Resolution 592 (listed as 5 92 in the meeting): Resolution opposing the proposed judicial consent order between the New Jersey Department of Environmental Protection (NJDEP) and the 3M Company regarding PFAS contamination. Sponsor: James Apertino (read into record). Several commissioners spoke in favor during discussion, citing potential cleanup costs and statewide implications. Motion moved and seconded; roll call recorded a unanimous "yes" vote. Outcome: approved. Clarifying detail: this is a policy position urging the NJDEP not to settle in a manner the county considers insufficient; the resolution expresses opposition and does not itself change remediation responsibilities.

Resolutions 594-596 (listed as 5 94 through 5 96): A set of related personnel/benefit items concerning voluntary health-benefit options: - Resolution 594: Offer a plan option outside of the State Health Benefits program that includes a self-funded Health Reimbursement Account (HRA) administered through the Difference Card and other medical-benefit consultants. - Resolution 595: A similar resolution offering an alternate plan option including a self-funded HRA administered through the Difference Card and consultants. - Resolution 596: A memorandum of understanding with collective bargaining units concerning voluntary offering of a baseline health-insurance plan using an HRA.

All three motions were moved and seconded; roll calls recorded unanimous "yes" votes. Outcome: approved. Clarifying detail: the resolutions authorize offering voluntary HRA-based plan options and the MOU language with bargaining units; specific financial impacts and implementation details were not provided on the meeting record.
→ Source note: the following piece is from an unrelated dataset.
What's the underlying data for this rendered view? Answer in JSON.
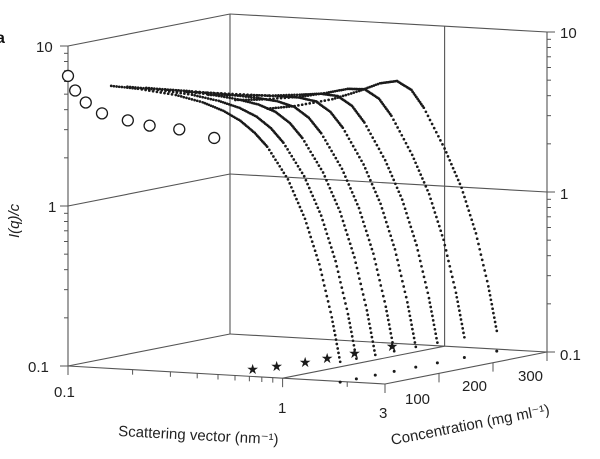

Procedural notes: Most of these items were considered and adopted as consent items; multiple roll calls in the transcript show commissioners voting "yes" on the listed resolutions. No recorded vote in the transcript showed a "no," abstention or recusal for the items summarized above.

What the votes do not do at this meeting: None of the adopted items as presented changed county tax rates or made new appropriations on the record at the meeting; they amended grant references, renewed or authorized contracts within stated caps, adopted policy positions, and authorized voluntary benefit options subject to later implementation details and applicable collective bargaining processes.